Vediamo cosa dice la legge a tal proposito:

” In generale in caso di molestie odorifere relative ad industrie , allevamenti o situazioni analoghe la segnalazione va fatta al Sindaco del Comune di pertinenza, spetterà poi a lui coinvolgere eventualmente ARPA o ASL. Il Sindaco è il responsabile della salute dei propri cittadini”.

Questo dice la legge.

La puzza che percepiscono i cittadini dairaghesi, potrebbe essere una cosa banale, ma anche una cosa seria, e il Sindaco cosa fa? Resta chiuso nel suo Palazzo in attesa che qualche cittadino le segnali il problema?

Roba da matti!!!

E’ mai possibile che i cittadini residenti nella zona “Tigros” debbano con questo caldo dormire con le finestre chiuse perché l’aria è irrespirabile? Questo problema è da diversi mesi che esiste!!!

E il Sindaco Rolfi non ne sa niente?

Ora la puzza si sta lentamente propagando, ed è arrivata anche in Via Asmara, Via Guglielmo Pepe e Via Battaglia Del Don. E il Sindaco di Dairago è in attesa delle segnalazioni per agire???

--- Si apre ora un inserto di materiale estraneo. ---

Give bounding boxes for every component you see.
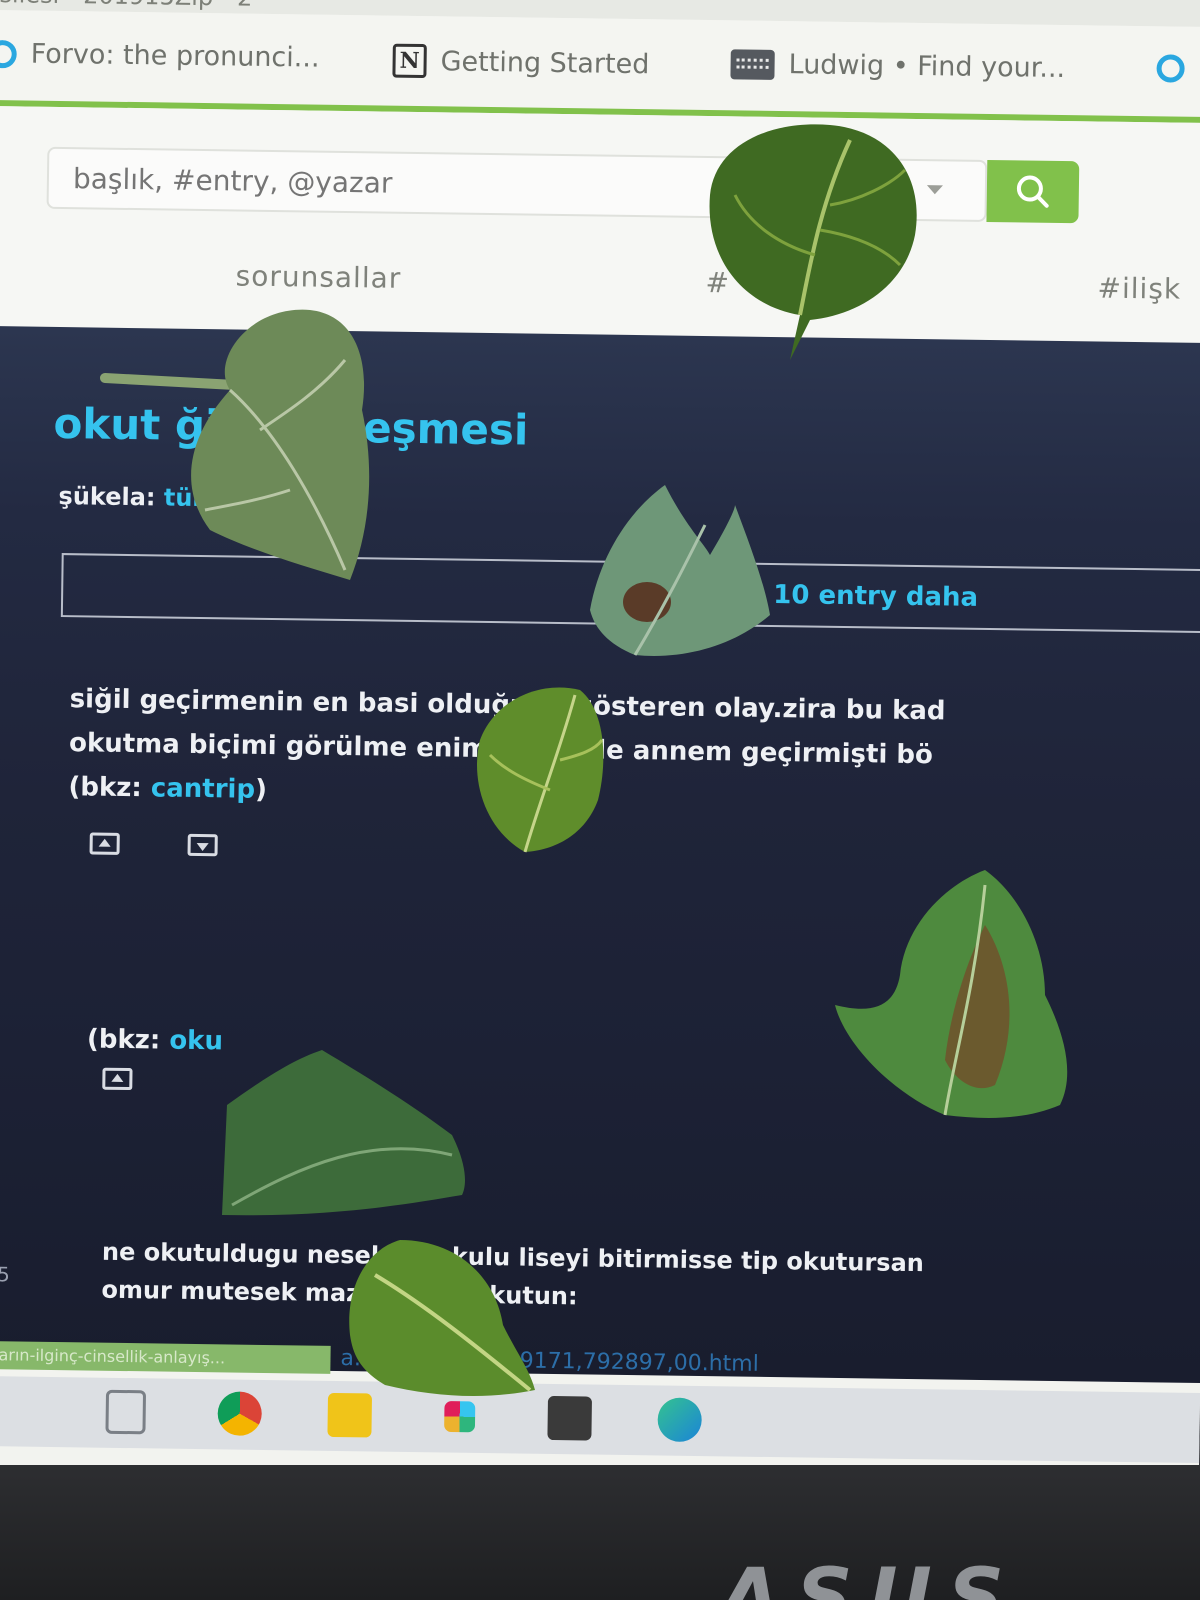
leaf-dark-lower-left	[222, 1050, 465, 1216]
leaf-pale-upper-left	[100, 309, 370, 580]
bkz-suffix: )	[254, 774, 268, 805]
task-view-icon[interactable]	[105, 1389, 147, 1435]
entry-2: (bkz: oku	[87, 1017, 224, 1063]
side-number: 105	[0, 1261, 11, 1287]
notion-icon: N	[392, 43, 427, 79]
upvote-icon[interactable]	[102, 1067, 133, 1091]
leaf-blighted-right	[835, 870, 1068, 1155]
bookmark-label: Ludwig • Find your...	[788, 49, 1066, 85]
forvo-icon	[0, 39, 17, 68]
photo: silesi - 201915Zip - 2 Forvo: the pronun…	[0, 0, 1200, 1600]
bookmark-getting-started[interactable]: N Getting Started	[392, 43, 650, 82]
bkz-link[interactable]: cantrip	[151, 773, 256, 804]
upvote-icon[interactable]	[89, 832, 120, 855]
bookmark-icon	[1156, 54, 1185, 83]
taskbar	[0, 1375, 1200, 1464]
leaf-yellowing-center	[477, 687, 604, 853]
bkz-link[interactable]: oku	[169, 1026, 223, 1057]
ludwig-icon	[730, 48, 775, 80]
bkz-prefix: (bkz:	[86, 1024, 170, 1056]
leaf-yellowing-bottom	[349, 1240, 535, 1397]
bookmark-forvo[interactable]: Forvo: the pronunci...	[0, 38, 320, 74]
search-button[interactable]	[986, 159, 1080, 224]
bookmark-ludwig[interactable]: Ludwig • Find your...	[730, 48, 1065, 84]
leaf-curled-top	[709, 124, 917, 361]
more-entries-label: 10 entry daha	[773, 579, 979, 613]
nav-iliskiler[interactable]: #ilişk	[1097, 271, 1181, 305]
brand-logo: ASUS	[720, 1553, 1021, 1600]
figma-icon[interactable]	[547, 1395, 593, 1441]
slack-icon[interactable]	[444, 1401, 476, 1433]
bkz-prefix: (bkz:	[68, 772, 152, 804]
search-icon	[1016, 175, 1049, 208]
nav-sorunsallar[interactable]: sorunsallar	[235, 259, 401, 294]
search-bar	[46, 146, 1088, 226]
bookmark-more[interactable]	[1156, 54, 1185, 83]
downvote-icon[interactable]	[187, 833, 218, 857]
bookmark-label: Forvo: the pronunci...	[30, 38, 320, 74]
leaf-spotted-center	[590, 485, 770, 656]
edge-icon[interactable]	[657, 1397, 702, 1443]
chrome-icon[interactable]	[217, 1391, 263, 1436]
related-link[interactable]: mların-ilginç-cinsellik-anlayış...	[0, 1340, 331, 1374]
bookmark-label: Getting Started	[440, 45, 650, 80]
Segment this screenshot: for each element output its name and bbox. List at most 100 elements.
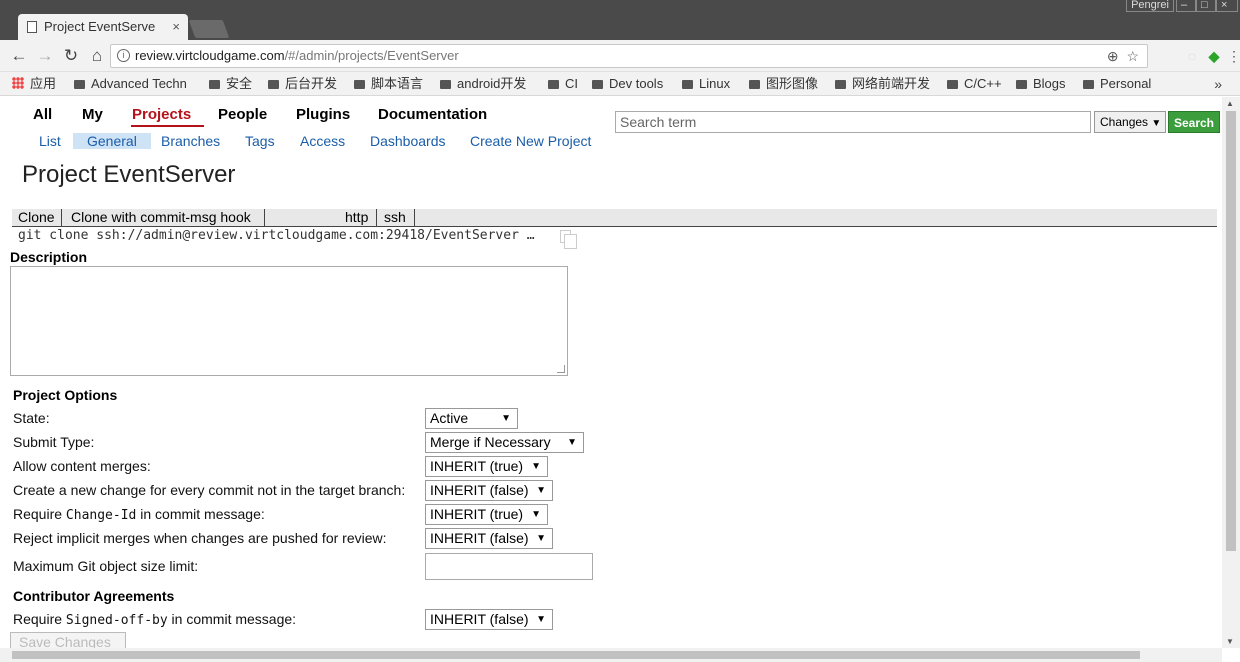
label-text: in commit message: — [167, 611, 297, 627]
menu-all[interactable]: All — [33, 106, 52, 123]
max-object-size-input[interactable] — [425, 553, 593, 580]
label-text: Require — [13, 506, 66, 522]
bookmark-item[interactable]: 脚本语言 — [354, 72, 423, 96]
submit-type-select[interactable]: Merge if Necessary ▼ — [425, 432, 584, 453]
page-title: Project EventServer — [22, 161, 236, 188]
tab-close-icon[interactable]: × — [172, 14, 180, 40]
bookmark-item[interactable]: 安全 — [209, 72, 252, 96]
chevron-down-icon: ▼ — [531, 509, 541, 520]
submenu-list[interactable]: List — [39, 133, 61, 149]
back-arrow-icon[interactable]: ← — [8, 45, 30, 67]
info-icon[interactable]: i — [117, 49, 130, 62]
submenu-access[interactable]: Access — [300, 133, 345, 149]
require-change-id-label: Require Change-Id in commit message: — [13, 506, 265, 523]
ublock-icon[interactable]: ◆ — [1206, 48, 1222, 64]
chevron-down-icon: ▼ — [567, 437, 577, 448]
contributor-agreements-heading: Contributor Agreements — [13, 588, 175, 604]
search-input[interactable]: Search term — [615, 111, 1091, 133]
scroll-up-icon[interactable]: ▲ — [1226, 99, 1234, 108]
folder-icon — [592, 80, 603, 89]
url-host: review.virtcloudgame.com — [135, 48, 285, 63]
submenu-dashboards[interactable]: Dashboards — [370, 133, 446, 149]
clone-tab[interactable]: Clone — [18, 209, 55, 226]
bookmark-item[interactable]: CI — [548, 72, 578, 96]
minimize-icon[interactable]: – — [1176, 0, 1196, 12]
folder-icon — [1083, 80, 1094, 89]
folder-icon — [209, 80, 220, 89]
chevron-down-icon: ▼ — [536, 533, 546, 544]
description-label: Description — [10, 249, 88, 265]
horizontal-scrollbar[interactable] — [0, 648, 1222, 662]
new-change-select[interactable]: INHERIT (false) ▼ — [425, 480, 553, 501]
bookmark-label: Personal — [1100, 76, 1152, 91]
submenu-general[interactable]: General — [73, 133, 151, 149]
bookmark-item[interactable]: Advanced Techn — [74, 72, 187, 96]
forward-arrow-icon[interactable]: → — [34, 45, 56, 67]
star-icon[interactable]: ☆ — [1126, 48, 1139, 64]
active-menu-underline — [131, 125, 204, 127]
menu-kebab-icon[interactable]: ⋮ — [1226, 48, 1240, 64]
browser-tab[interactable]: Project EventServe × — [18, 14, 188, 40]
profile-button[interactable]: Pengrei — [1126, 0, 1174, 12]
submenu-branches[interactable]: Branches — [161, 133, 220, 149]
bookmark-item[interactable]: android开发 — [440, 72, 526, 96]
menu-people[interactable]: People — [218, 106, 267, 123]
vertical-scrollbar[interactable]: ▲ ▼ — [1222, 97, 1240, 648]
bookmark-item[interactable]: 网络前端开发 — [835, 72, 930, 96]
bookmark-item[interactable]: 后台开发 — [268, 72, 337, 96]
home-icon[interactable]: ⌂ — [86, 45, 108, 67]
chevron-down-icon: ▼ — [1151, 118, 1162, 129]
horizontal-scroll-thumb[interactable] — [12, 651, 1140, 659]
state-select[interactable]: Active ▼ — [425, 408, 518, 429]
max-object-size-label: Maximum Git object size limit: — [13, 558, 199, 574]
divider — [61, 209, 62, 226]
search-button[interactable]: Search — [1168, 111, 1220, 133]
bookmark-label: 脚本语言 — [371, 76, 424, 91]
description-textarea[interactable] — [10, 266, 568, 376]
copy-icon[interactable] — [560, 230, 577, 249]
search-scope-select[interactable]: Changes ▼ — [1094, 111, 1166, 133]
menu-plugins[interactable]: Plugins — [296, 106, 350, 123]
menu-documentation[interactable]: Documentation — [378, 106, 487, 123]
bookmark-label: 图形图像 — [766, 76, 819, 91]
content-merges-value: INHERIT (true) — [430, 458, 524, 474]
bookmark-item[interactable]: C/C++ — [947, 72, 1002, 96]
zoom-icon[interactable]: ⊕ — [1107, 48, 1119, 64]
window-close-icon[interactable]: × — [1216, 0, 1238, 12]
submenu-tags[interactable]: Tags — [245, 133, 275, 149]
clone-with-hook-tab[interactable]: Clone with commit-msg hook — [71, 209, 251, 226]
browser-toolbar: ← → ↻ ⌂ i review.virtcloudgame.com/#/adm… — [0, 40, 1240, 72]
new-tab-button[interactable] — [188, 20, 230, 38]
reject-implicit-merges-value: INHERIT (false) — [430, 530, 529, 546]
ssh-tab[interactable]: ssh — [384, 209, 406, 226]
require-change-id-value: INHERIT (true) — [430, 506, 524, 522]
content-merges-select[interactable]: INHERIT (true) ▼ — [425, 456, 548, 477]
bookmark-label: CI — [565, 76, 578, 91]
extension-shield-icon[interactable]: ◌ — [1184, 48, 1200, 64]
http-tab[interactable]: http — [345, 209, 368, 226]
bookmark-item[interactable]: Linux — [682, 72, 730, 96]
menu-projects[interactable]: Projects — [132, 106, 191, 123]
maximize-icon[interactable]: □ — [1196, 0, 1216, 12]
reject-implicit-merges-select[interactable]: INHERIT (false) ▼ — [425, 528, 553, 549]
bookmark-label: 网络前端开发 — [852, 76, 931, 91]
bookmark-label: Linux — [699, 76, 731, 91]
bookmark-apps[interactable]: 应用 — [12, 72, 56, 96]
clone-command[interactable]: git clone ssh://admin@review.virtcloudga… — [18, 228, 535, 243]
vertical-scroll-thumb[interactable] — [1226, 111, 1236, 551]
menu-my[interactable]: My — [82, 106, 103, 123]
bookmark-item[interactable]: Blogs — [1016, 72, 1066, 96]
reload-icon[interactable]: ↻ — [60, 45, 82, 67]
signed-off-by-select[interactable]: INHERIT (false) ▼ — [425, 609, 553, 630]
submenu-create-project[interactable]: Create New Project — [470, 133, 591, 149]
resize-grip-icon[interactable] — [557, 365, 565, 373]
signed-off-by-label: Require Signed-off-by in commit message: — [13, 611, 296, 628]
bookmark-label: Blogs — [1033, 76, 1066, 91]
require-change-id-select[interactable]: INHERIT (true) ▼ — [425, 504, 548, 525]
bookmarks-overflow-button[interactable]: » — [1214, 72, 1222, 96]
bookmark-item[interactable]: Personal — [1083, 72, 1151, 96]
bookmark-item[interactable]: Dev tools — [592, 72, 663, 96]
address-bar[interactable]: i review.virtcloudgame.com/#/admin/proje… — [110, 44, 1148, 68]
scroll-down-icon[interactable]: ▼ — [1226, 637, 1234, 646]
bookmark-item[interactable]: 图形图像 — [749, 72, 818, 96]
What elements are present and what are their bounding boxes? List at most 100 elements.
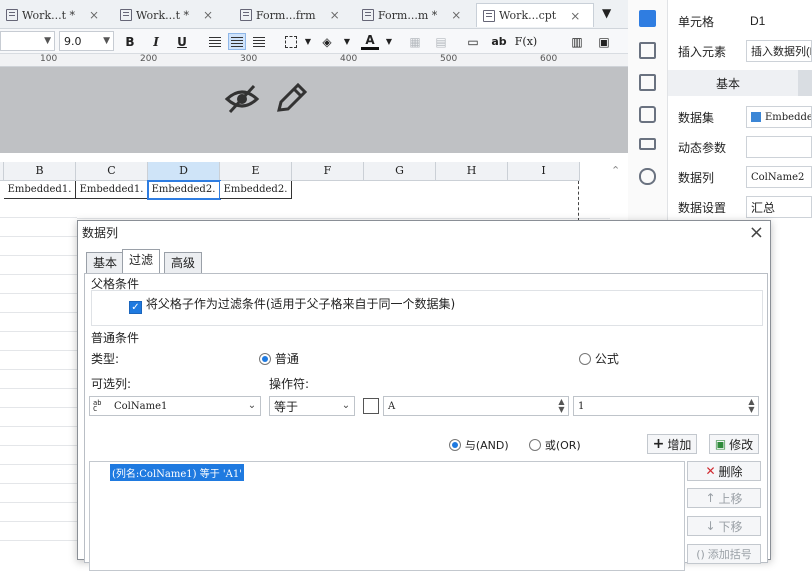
operator-select[interactable]: 等于 ⌄ (269, 396, 355, 416)
fill-color-dropdown[interactable]: ▼ (338, 33, 356, 50)
column-select-value: ColName1 (114, 400, 168, 412)
cell-d1[interactable]: Embedded2. (147, 180, 221, 200)
report-icon (483, 9, 495, 22)
document-tab-4[interactable]: Form...m * × (356, 3, 472, 27)
column-header-i[interactable]: I (508, 162, 580, 181)
insert-element-select[interactable]: 插入数据列(D (746, 40, 812, 62)
insert-bar-icon[interactable]: ▭ (464, 33, 482, 50)
edit-icon: ▣ (714, 437, 727, 451)
document-tab-2[interactable]: Work...t * × (114, 3, 230, 27)
align-right-icon (253, 36, 265, 47)
close-icon[interactable]: × (749, 223, 764, 243)
font-size-select[interactable]: 9.0 ▼ (59, 31, 114, 51)
condition-list-item[interactable]: (列名:ColName1) 等于 'A1' (110, 464, 244, 481)
align-left-icon (209, 36, 221, 47)
hyperlink-icon[interactable] (639, 168, 656, 185)
column-header-b[interactable]: B (4, 162, 76, 181)
border-dropdown[interactable]: ▼ (299, 33, 317, 50)
close-icon[interactable]: × (89, 8, 99, 22)
dataset-select[interactable]: Embedded (746, 106, 812, 128)
grid-rows (0, 199, 77, 553)
cell-label: 单元格 (678, 14, 715, 29)
type-formula-radio[interactable]: 公式 (579, 350, 619, 367)
border-button[interactable] (282, 33, 300, 50)
underline-button[interactable]: U (173, 33, 191, 50)
scroll-up-icon[interactable]: ⌃ (611, 164, 620, 177)
dynamic-param-row: 动态参数 (668, 134, 812, 160)
widget-settings-icon[interactable] (639, 74, 656, 91)
close-icon[interactable]: × (203, 8, 213, 22)
font-color-button[interactable]: A (361, 33, 379, 50)
cell-property-icon[interactable] (639, 10, 656, 27)
cell-value[interactable]: D1 (746, 10, 812, 32)
value-field-a[interactable]: A ▲ ▼ (383, 396, 569, 416)
report-icon (120, 9, 132, 21)
column-header-e[interactable]: E (220, 162, 292, 181)
column-select[interactable]: ab C ColName1 ⌄ (89, 396, 261, 416)
value-type-icon[interactable] (363, 398, 379, 414)
modify-condition-button[interactable]: ▣ 修改 (709, 434, 759, 454)
parent-filter-checkbox[interactable]: ✓ 将父格子作为过滤条件(适用于父子格来自于同一个数据集) (129, 295, 455, 314)
column-header-g[interactable]: G (364, 162, 436, 181)
tab-filter[interactable]: 过滤 (122, 249, 161, 274)
tab-advanced[interactable]: 高级 (164, 252, 203, 274)
document-tab-1[interactable]: Work...t * × (0, 3, 110, 27)
bold-button[interactable]: B (121, 33, 139, 50)
tab-basic[interactable]: 基本 (716, 75, 740, 92)
data-setting-select[interactable]: 汇总 (746, 196, 812, 218)
data-column-select[interactable]: ColName2 (746, 166, 812, 188)
cell-b1[interactable]: Embedded1. (4, 181, 76, 199)
document-tab-3[interactable]: Form...frm × (234, 3, 352, 27)
formula-button[interactable]: F(x) (514, 33, 538, 50)
tab-other[interactable] (798, 70, 812, 96)
and-radio[interactable]: 与(AND) (449, 437, 509, 453)
tab-list-menu-icon[interactable]: ▼ (602, 6, 611, 20)
dataset-value: Embedded (765, 111, 811, 123)
text-button[interactable]: ab (490, 33, 508, 50)
italic-button[interactable]: I (147, 33, 165, 50)
type-normal-radio[interactable]: 普通 (259, 350, 299, 367)
column-header-h[interactable]: H (436, 162, 508, 181)
unmerge-cells-icon[interactable]: ▤ (432, 33, 450, 50)
value-field-1[interactable]: 1 ▲ ▼ (573, 396, 759, 416)
add-bracket-button[interactable]: () 添加括号 (687, 544, 761, 564)
condition-list[interactable]: (列名:ColName1) 等于 'A1' (89, 461, 685, 571)
cell-element-icon[interactable] (639, 42, 656, 59)
pencil-edit-icon[interactable] (274, 83, 308, 115)
close-icon[interactable]: × (330, 8, 340, 22)
dialog-title: 数据列 (82, 226, 119, 240)
cell-e1[interactable]: Embedded2. (220, 181, 292, 199)
modify-label: 修改 (729, 437, 754, 452)
add-condition-button[interactable]: + 增加 (647, 434, 697, 454)
dynamic-param-label: 动态参数 (678, 140, 727, 155)
image-icon[interactable]: ▣ (595, 33, 613, 50)
list-icon[interactable] (639, 138, 656, 150)
align-right-button[interactable] (250, 33, 268, 50)
column-header-f[interactable]: F (292, 162, 364, 181)
move-down-button[interactable]: ↓ 下移 (687, 516, 761, 536)
cell-c1[interactable]: Embedded1. (76, 181, 148, 199)
spin-down-icon[interactable]: ▼ (556, 406, 567, 414)
dynamic-param-field[interactable] (746, 136, 812, 158)
column-header-c[interactable]: C (76, 162, 148, 181)
merge-cells-icon[interactable]: ▦ (406, 33, 424, 50)
move-up-button[interactable]: ↑ 上移 (687, 488, 761, 508)
or-radio[interactable]: 或(OR) (529, 437, 581, 453)
align-left-button[interactable] (206, 33, 224, 50)
condition-icon[interactable] (639, 106, 656, 123)
font-color-dropdown[interactable]: ▼ (380, 33, 398, 50)
close-icon[interactable]: × (570, 9, 580, 23)
column-header-d[interactable]: D (148, 162, 220, 181)
document-tab-5[interactable]: Work...cpt × (476, 3, 594, 27)
hide-eye-icon[interactable] (224, 83, 260, 115)
close-icon[interactable]: × (451, 8, 461, 22)
tab-basic[interactable]: 基本 (86, 252, 125, 274)
spin-down-icon[interactable]: ▼ (746, 406, 757, 414)
font-family-select[interactable]: ▼ (0, 31, 55, 51)
fill-color-button[interactable]: ◈ (318, 33, 336, 50)
tab-label: Work...t * (136, 8, 190, 22)
delete-button[interactable]: ✕ 删除 (687, 461, 761, 481)
radio-unselected-icon (529, 439, 541, 451)
align-center-button[interactable] (228, 33, 246, 50)
chart-icon[interactable]: ▥ (568, 33, 586, 50)
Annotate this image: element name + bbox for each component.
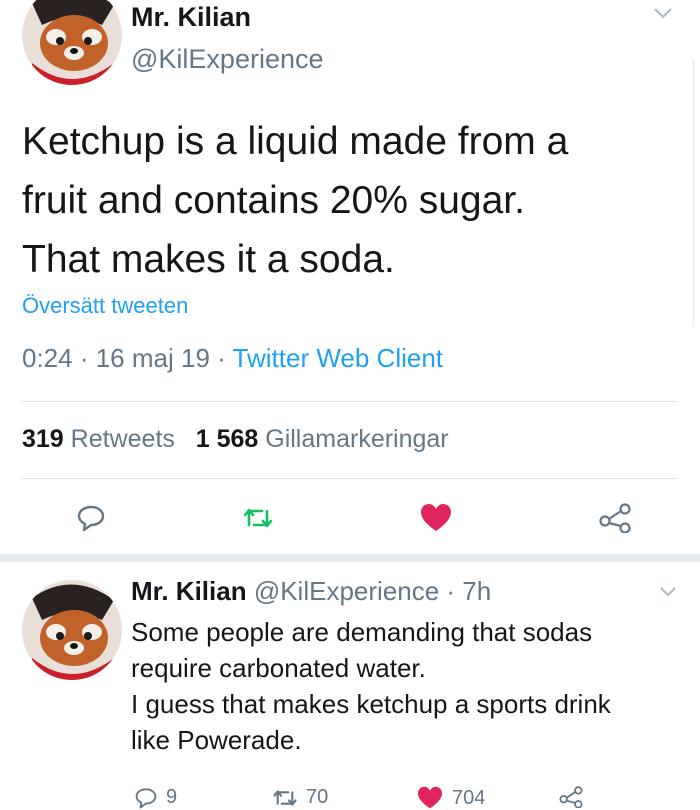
tweet-time: 0:24: [22, 343, 73, 373]
separator: ·: [209, 343, 233, 373]
retweet-icon: [273, 789, 297, 806]
author-name[interactable]: Mr. Kilian: [131, 2, 251, 33]
retweets-stat[interactable]: 319 Retweets: [22, 425, 175, 453]
retweet-button[interactable]: [242, 505, 274, 536]
share-icon: [599, 503, 631, 534]
red-panda-avatar-image: [22, 580, 122, 680]
chevron-down-icon[interactable]: [652, 6, 674, 25]
reply-count: 9: [166, 786, 178, 808]
tweet-client-link[interactable]: Twitter Web Client: [233, 343, 443, 373]
retweet-count: 319: [22, 425, 64, 453]
section-separator: [0, 554, 700, 562]
reply-text-line: require carbonated water.: [131, 653, 426, 683]
translate-tweet-link[interactable]: Översätt tweeten: [22, 293, 188, 319]
reply-reply-button[interactable]: 9: [134, 786, 177, 809]
heart-icon: [418, 786, 442, 809]
tweet-text: Ketchup is a liquid made from a fruit an…: [22, 112, 662, 289]
reply-text-line: like Powerade.: [131, 725, 302, 755]
reply-author-avatar[interactable]: [22, 580, 122, 680]
separator: ·: [72, 343, 96, 373]
reply-button[interactable]: [76, 504, 106, 537]
share-icon: [559, 786, 583, 808]
like-button[interactable]: [419, 503, 453, 538]
tweet-text-line: fruit and contains 20% sugar.: [22, 179, 525, 222]
reply-share-button[interactable]: [558, 786, 584, 808]
author-avatar[interactable]: [22, 0, 122, 85]
tweet-text-line: That makes it a soda.: [22, 238, 395, 281]
reply-text-line: Some people are demanding that sodas: [131, 617, 593, 647]
share-button[interactable]: [598, 503, 632, 538]
reply-icon: [135, 787, 157, 808]
reply-header: Mr. Kilian @KilExperience · 7h: [131, 576, 491, 607]
reply-like-button[interactable]: 704: [416, 786, 485, 810]
like-label: Gillamarkeringar: [265, 425, 449, 453]
divider: [22, 401, 678, 402]
reply-author-name[interactable]: Mr. Kilian: [131, 576, 247, 606]
reply-text: Some people are demanding that sodas req…: [131, 614, 691, 758]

Chissà se anche nella Via dove risiede il Sindaco la puzza è già arrivata???

Alcune settimane fa è apparso un articolo su un giornale locale, dove il Sindaco Rolfi era intenzionato a intraprendere una battaglia per la chiusura dell’ACCAM. Ma non sarebbe meglio che prima di scendere in campo contro l’ACCAM il Sindaco di Dairago si preoccupasse seriamente del suo paese e della salute dei propri cittadini???

Chi ha rivotato questo Sindaco è corresponsabile del degrado di Dairago e non vuole bene al proprio paese…

TRA IL DIRE E IL FARE C’E’ DI MEZZO…DAIRAGO….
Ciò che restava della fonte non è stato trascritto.